I recently read Perhaps Rust needs "defer" and was a little surprised that the author couldn't find a sound way to drop a Vec with just the pointer and length, and no capacity. After all, the implementation of drop for a Vec doesn't need to know the capacity, just the pointer (to deallocate memory) and the length (to drop items within the Vec).

Playing around with miri, I did find a couple of methods that do currently work without needing the capacity, but I'm not entirely sure they are sound.

The first is to pass the length as the capacity when calling from_raw_parts. However, that explicitly violates the safety condition documented on from_raw_parts that " capacity needs to be the capacity that the pointer was allocated with."

The second is to use ptr::slice_from_raw_parts_mut to get a slice from the pointer and length, then call Box::from_raw on that, and drop the resulting Box. This at least doesn't obviously violate any safety conditions I'm aware of. But it also isn't obviously sound either. It isn't entirely clear to me if the Layout of the memory allocated for a Vec<T> is guaranteed to be the same as for a Box<T[]>.

I think that this could be addressed in a number of ways:

  • Add a new method with a signature like fn drop_in_place(ptr: *mut T, len: usize); on the Vec struct that can be used to drop and deallocate a Vec, without needing to keep track of the capacity.
  • Relax the safety requirements on Vec::from_raw_parts so that capacity must be <= the capacity it was allocated with, and >= the length, so that if you no longer have access to the original capacity, you can still use the length as the capacity to reconstruct the vec. From what I can tell, the only issue using a smaller capacity could cause (provided it at least as large as the length), is that if you add additional items you could end up needing to realloc sooner than necessary.
  • Document using slice_from_raw_parts_mut and Box::from_raw as a way to accomplish this, and garantee that it is safe to convert between a Vec<T> and Box<[T]> using the raw pointer and length as an intermediate step.
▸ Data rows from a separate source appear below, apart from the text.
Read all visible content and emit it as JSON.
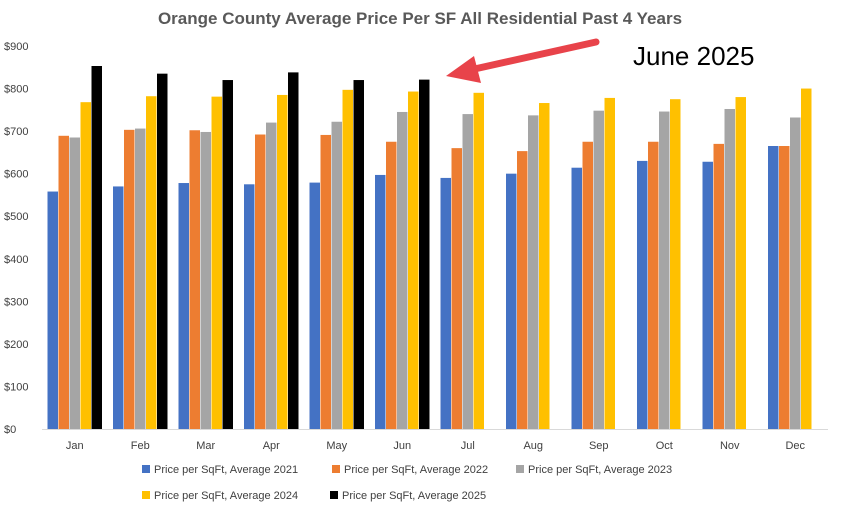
{
  "chart_data": {
    "type": "bar",
    "title": "Orange County Average Price Per SF All Residential Past 4 Years",
    "xlabel": "",
    "ylabel": "",
    "ylim": [
      0,
      900
    ],
    "yticks": [
      "$0",
      "$100",
      "$200",
      "$300",
      "$400",
      "$500",
      "$600",
      "$700",
      "$800",
      "$900"
    ],
    "categories": [
      "Jan",
      "Feb",
      "Mar",
      "Apr",
      "May",
      "Jun",
      "Jul",
      "Aug",
      "Sep",
      "Oct",
      "Nov",
      "Dec"
    ],
    "series": [
      {
        "name": "Price per SqFt, Average 2021",
        "color": "#4472C4",
        "values": [
          558,
          570,
          578,
          575,
          579,
          597,
          590,
          600,
          614,
          630,
          628,
          665
        ]
      },
      {
        "name": "Price per SqFt, Average 2022",
        "color": "#ED7D31",
        "values": [
          689,
          703,
          702,
          692,
          691,
          675,
          660,
          653,
          675,
          675,
          670,
          665
        ]
      },
      {
        "name": "Price per SqFt, Average 2023",
        "color": "#A5A5A5",
        "values": [
          685,
          706,
          698,
          720,
          722,
          745,
          740,
          737,
          748,
          746,
          752,
          732
        ]
      },
      {
        "name": "Price per SqFt, Average 2024",
        "color": "#FFC000",
        "values": [
          768,
          782,
          781,
          785,
          797,
          793,
          790,
          766,
          778,
          775,
          780,
          800
        ]
      },
      {
        "name": "Price per SqFt, Average 2025",
        "color": "#000000",
        "values": [
          853,
          835,
          820,
          838,
          820,
          821,
          null,
          null,
          null,
          null,
          null,
          null
        ]
      }
    ],
    "grid": false,
    "legend": "bottom",
    "annotation": {
      "text": "June 2025",
      "color": "#E8434A"
    }
  }
}
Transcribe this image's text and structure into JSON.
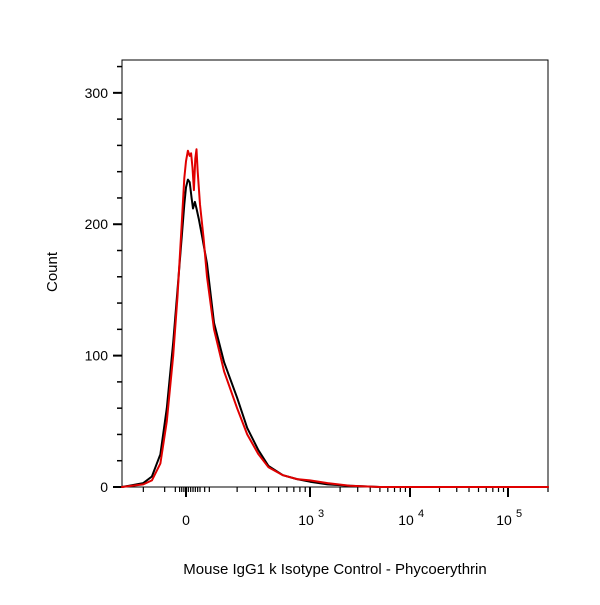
{
  "chart_data": {
    "type": "area",
    "title": "",
    "xlabel": "Mouse IgG1 k Isotype Control - Phycoerythrin",
    "ylabel": "Count",
    "x_scale": "biexponential",
    "xlim": [
      -300,
      200000
    ],
    "ylim": [
      0,
      325
    ],
    "y_ticks": [
      0,
      100,
      200,
      300
    ],
    "x_tick_labels": [
      {
        "value": 0,
        "base": "0",
        "exponent": ""
      },
      {
        "value": 1000,
        "base": "10",
        "exponent": "3"
      },
      {
        "value": 10000,
        "base": "10",
        "exponent": "4"
      },
      {
        "value": 100000,
        "base": "10",
        "exponent": "5"
      }
    ],
    "grid": false,
    "legend": "none",
    "series": [
      {
        "color": "#000000",
        "points": [
          [
            -300,
            0
          ],
          [
            -200,
            3
          ],
          [
            -160,
            8
          ],
          [
            -120,
            25
          ],
          [
            -90,
            60
          ],
          [
            -60,
            110
          ],
          [
            -40,
            150
          ],
          [
            -20,
            190
          ],
          [
            -8,
            215
          ],
          [
            0,
            228
          ],
          [
            8,
            234
          ],
          [
            16,
            232
          ],
          [
            24,
            220
          ],
          [
            30,
            212
          ],
          [
            38,
            217
          ],
          [
            45,
            212
          ],
          [
            55,
            204
          ],
          [
            70,
            190
          ],
          [
            90,
            170
          ],
          [
            120,
            125
          ],
          [
            150,
            95
          ],
          [
            200,
            68
          ],
          [
            250,
            45
          ],
          [
            320,
            28
          ],
          [
            400,
            16
          ],
          [
            550,
            9
          ],
          [
            750,
            6
          ],
          [
            1000,
            4
          ],
          [
            1500,
            2
          ],
          [
            2500,
            1
          ],
          [
            5000,
            0
          ],
          [
            200000,
            0
          ]
        ]
      },
      {
        "color": "#e00000",
        "points": [
          [
            -300,
            0
          ],
          [
            -200,
            2
          ],
          [
            -160,
            5
          ],
          [
            -120,
            18
          ],
          [
            -90,
            50
          ],
          [
            -60,
            100
          ],
          [
            -40,
            145
          ],
          [
            -20,
            200
          ],
          [
            -8,
            235
          ],
          [
            0,
            248
          ],
          [
            8,
            256
          ],
          [
            16,
            252
          ],
          [
            22,
            254
          ],
          [
            28,
            243
          ],
          [
            34,
            226
          ],
          [
            40,
            250
          ],
          [
            45,
            257
          ],
          [
            50,
            240
          ],
          [
            60,
            215
          ],
          [
            75,
            190
          ],
          [
            90,
            160
          ],
          [
            120,
            120
          ],
          [
            150,
            88
          ],
          [
            200,
            60
          ],
          [
            250,
            40
          ],
          [
            320,
            25
          ],
          [
            400,
            15
          ],
          [
            550,
            9
          ],
          [
            750,
            6
          ],
          [
            1000,
            5
          ],
          [
            1500,
            3
          ],
          [
            2500,
            1
          ],
          [
            5000,
            0
          ],
          [
            200000,
            0
          ]
        ]
      }
    ]
  }
}
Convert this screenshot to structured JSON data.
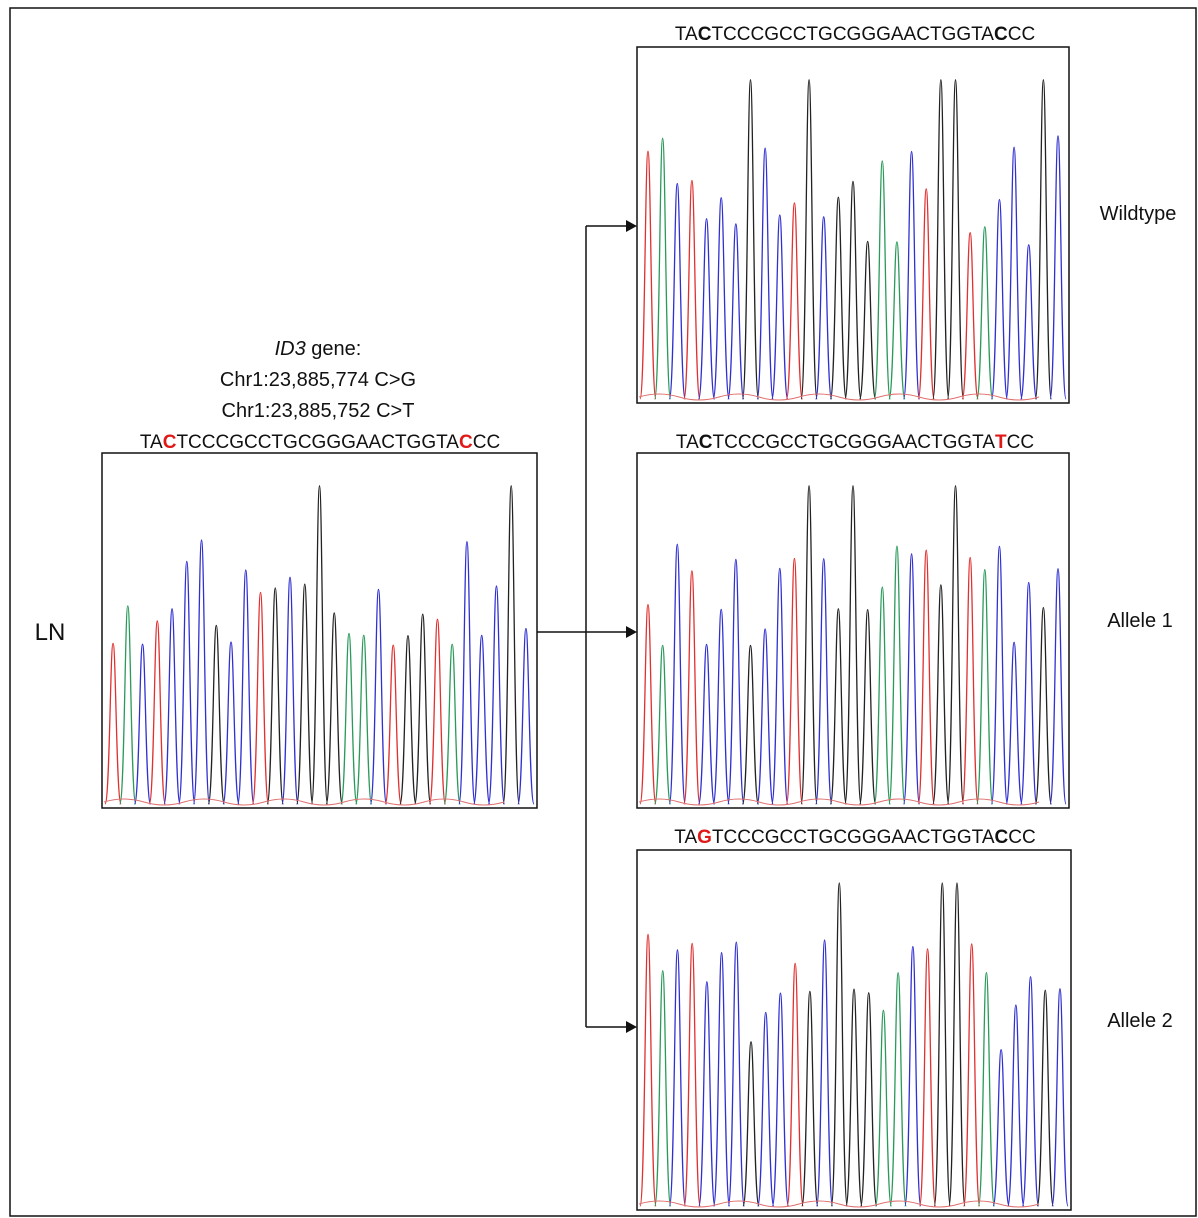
{
  "lymph_node": {
    "label": "LN",
    "gene": "ID3",
    "gene_suffix": " gene:",
    "variants": [
      "Chr1:23,885,774 C>G",
      "Chr1:23,885,752 C>T"
    ],
    "sequence": [
      "TA",
      "C",
      "TCCCGCCTGCGGGAACTGGTA",
      "C",
      "CC"
    ]
  },
  "panels": [
    {
      "label": "Wildtype",
      "sequence": [
        "TA",
        "C",
        "TCCCGCCTGCGGGAACTGGTA",
        "C",
        "CC"
      ]
    },
    {
      "label": "Allele 1",
      "sequence": [
        "TA",
        "C",
        "TCCCGCCTGCGGGAACTGGTA",
        "T",
        "CC"
      ]
    },
    {
      "label": "Allele 2",
      "sequence": [
        "TA",
        "G",
        "TCCCGCCTGCGGGAACTGGTA",
        "C",
        "CC"
      ]
    }
  ]
}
This only works because the specific allocator does its own bookkeeping of the size of the allocations (which is the norm in c an c++) . But because the standard dealloc function takes the Layout it is possible to replace it with an allocator that doesn't do this kind of bookkeeping.

10 Likes

It isn't; Vec::into_boxed_slice must reallocate without any excess capacity. (But if length and capacity are equal, the std API for this conversion does not do any reallocation.)

The other direction is <[_]>::into_vec or a From impl.

5 Likes

The capacity is needed to deallocate the memory, since it's required by the Allocator/GlobalAlloc trait.
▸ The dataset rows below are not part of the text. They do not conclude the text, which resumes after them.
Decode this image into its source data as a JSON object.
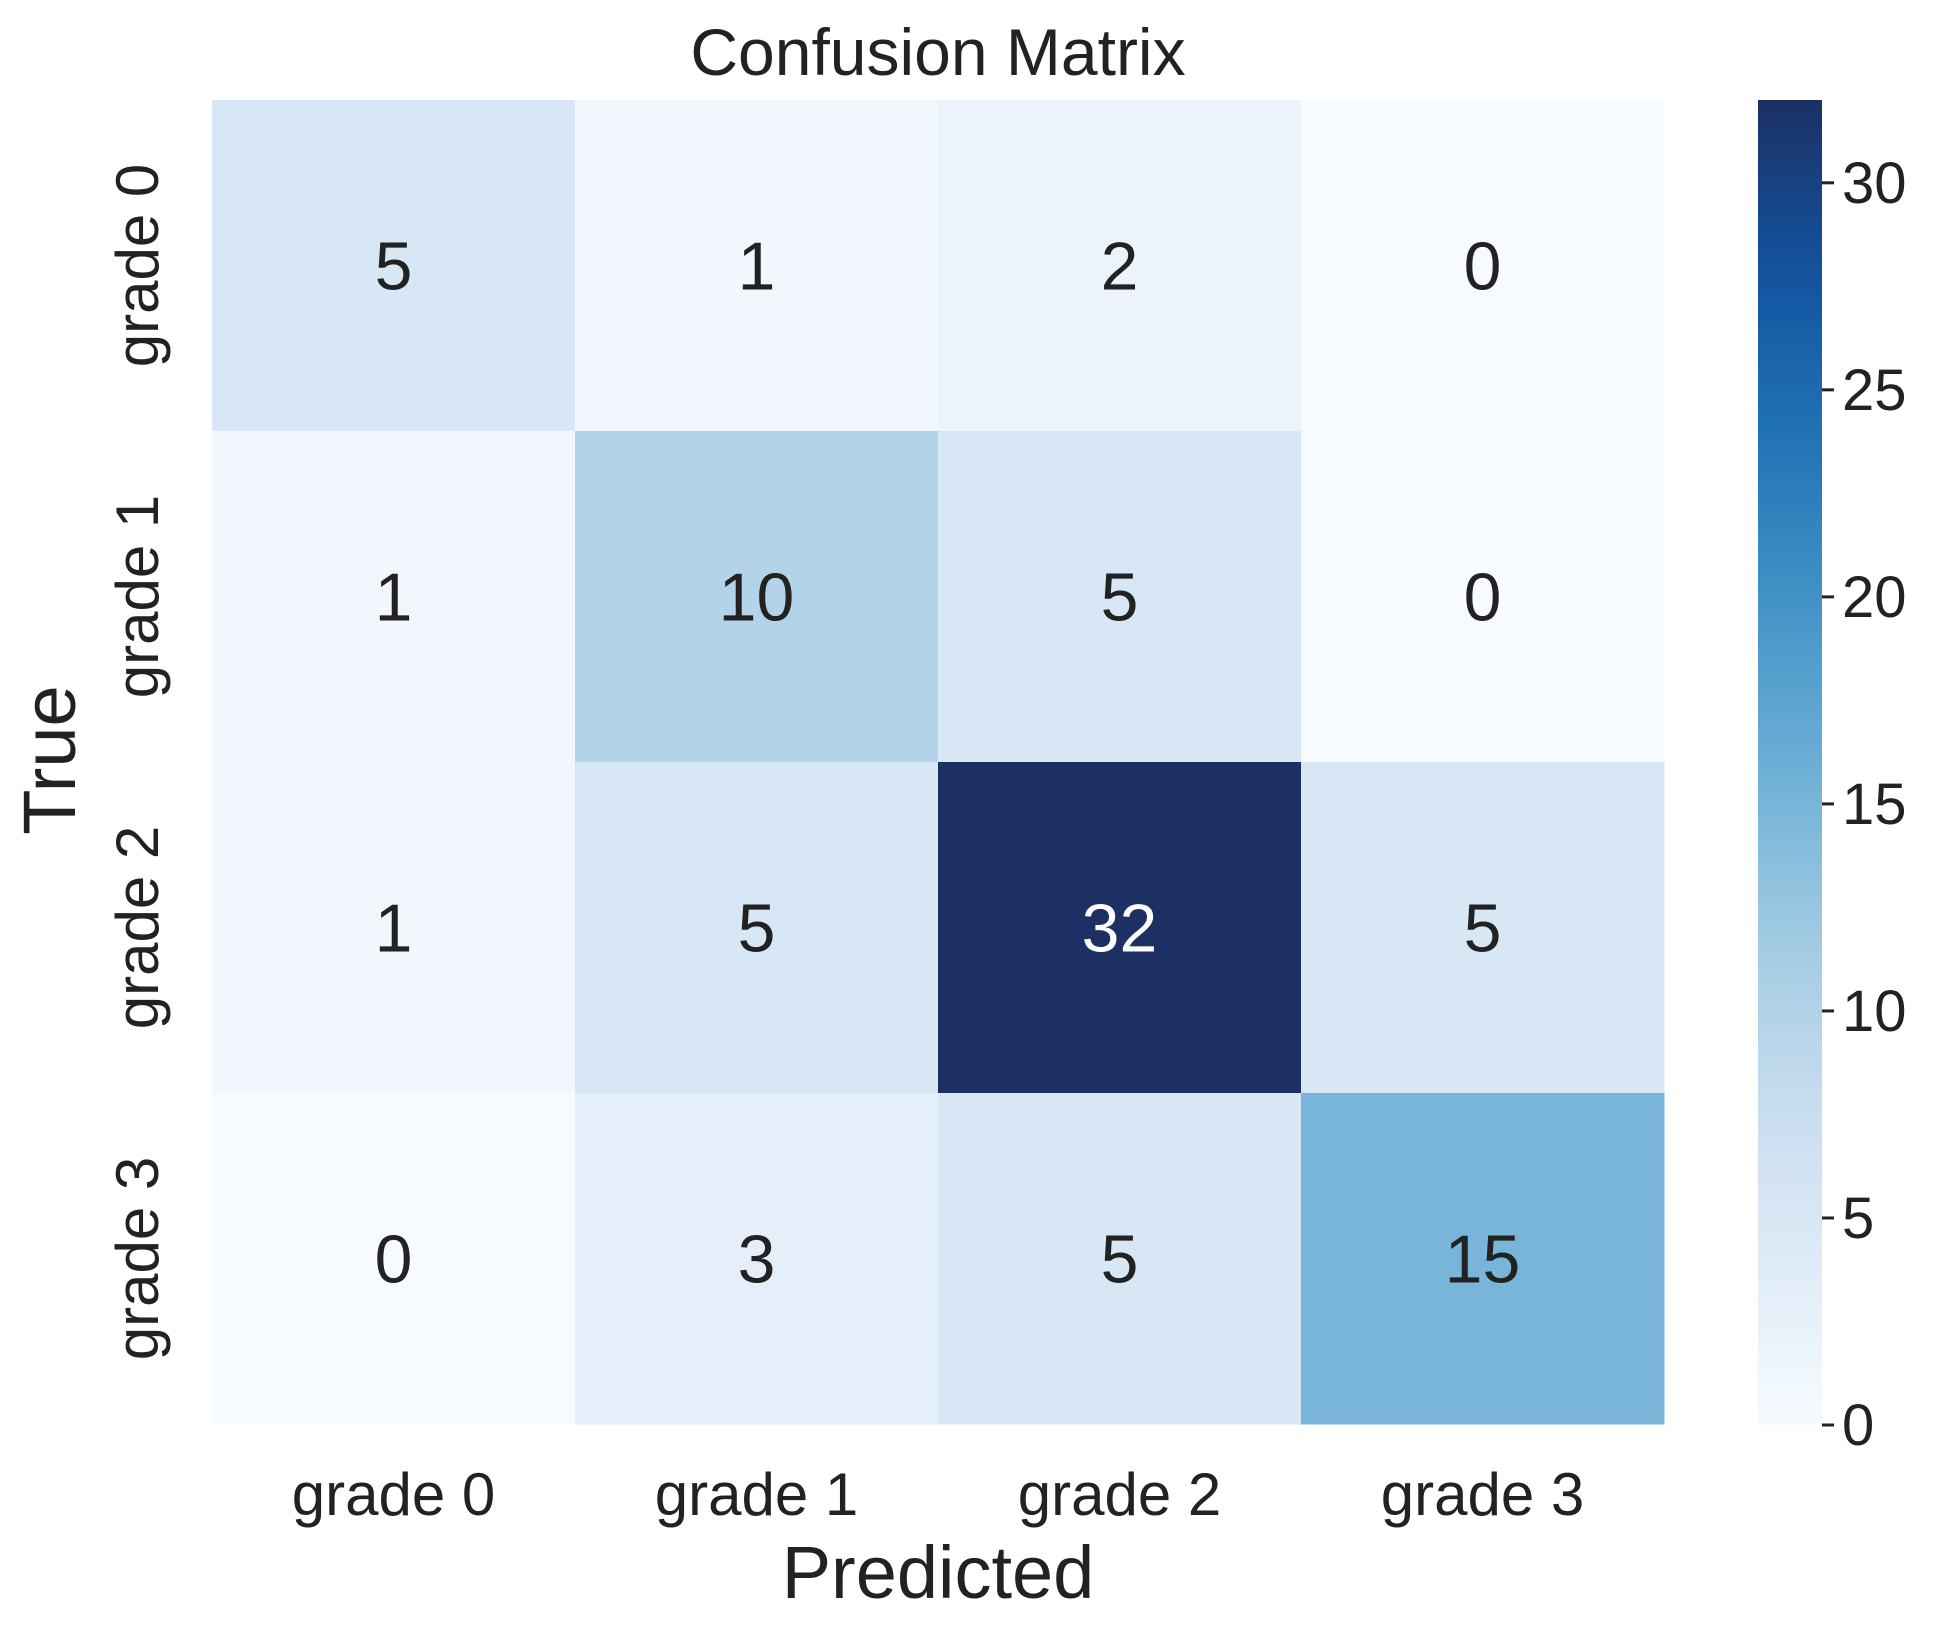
{
  "chart_data": {
    "type": "heatmap",
    "title": "Confusion Matrix",
    "xlabel": "Predicted",
    "ylabel": "True",
    "x_categories": [
      "grade 0",
      "grade 1",
      "grade 2",
      "grade 3"
    ],
    "y_categories": [
      "grade 0",
      "grade 1",
      "grade 2",
      "grade 3"
    ],
    "values": [
      [
        5,
        1,
        2,
        0
      ],
      [
        1,
        10,
        5,
        0
      ],
      [
        1,
        5,
        32,
        5
      ],
      [
        0,
        3,
        5,
        15
      ]
    ],
    "colorbar": {
      "colormap": "Blues",
      "range": [
        0,
        32
      ],
      "ticks": [
        0,
        5,
        10,
        15,
        20,
        25,
        30
      ],
      "tick_labels": [
        "0",
        "5",
        "10",
        "15",
        "20",
        "25",
        "30"
      ],
      "location": "right"
    },
    "grid": false
  }
}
The layout of the memory allocated with a Vec<T> is the same as an array of Ts with length equal to its capacity. So you still need to know its capacity to do this.

1 Like

Rust's allocator API uses Layout to identify allocations, and that includes the capacity (allocated size) in deallocation. Allocators are allowed to take advantage of this, e.g. have separate pools of objects grouped by the size, and find the correct pool based on the size from Layout instead of looking it up from the pointer.
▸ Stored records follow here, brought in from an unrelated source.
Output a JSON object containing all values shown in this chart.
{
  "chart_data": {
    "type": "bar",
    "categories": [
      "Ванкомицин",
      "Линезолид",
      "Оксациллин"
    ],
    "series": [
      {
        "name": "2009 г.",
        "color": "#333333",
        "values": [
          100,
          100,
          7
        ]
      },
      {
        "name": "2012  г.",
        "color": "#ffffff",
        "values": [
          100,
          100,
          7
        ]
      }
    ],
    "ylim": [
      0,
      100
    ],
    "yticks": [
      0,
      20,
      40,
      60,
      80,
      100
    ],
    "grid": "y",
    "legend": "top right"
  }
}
I hoped that at least the unused size could be optimized out for allocators that don't need it, but unfortunately Rust allocators are not implemented like other types. Instead of being called directly in an inlineable way, they are called through an extern __rustc_dealloc method, which can't be inlined, because for LLVM optimizations it must have a special function attribute marking it as the deallocator, but LLVM very disappointingly loses function attributes when it inlines a function.

3 Likes

We could recover this by having allocator attributes Const flags describing allocator properties · Issue #124 · rust-lang/wg-allocators · GitHub

2 Likes

Ok, so at least for some allocators (at least theoretically), it isn't sound. And a library wouldn't even be able to rely on the Global allocator, because it might be a custom allocator.

But what about for allocators that don't need the size for deallocation, such as malloc and jemalloc? If an application knows it is using an allocator that doesn't need that information, is it ok to convert the vec to a box without a realloc?

No because you can't rely on implementation details. Some code might make decisions based on the capacity or pass assumes to LLVM which makes violating the invariants UB.

2 Likes

No, but it's ok for the implementation of the allocator you're using to check that case and make the realloc always trivially succeed.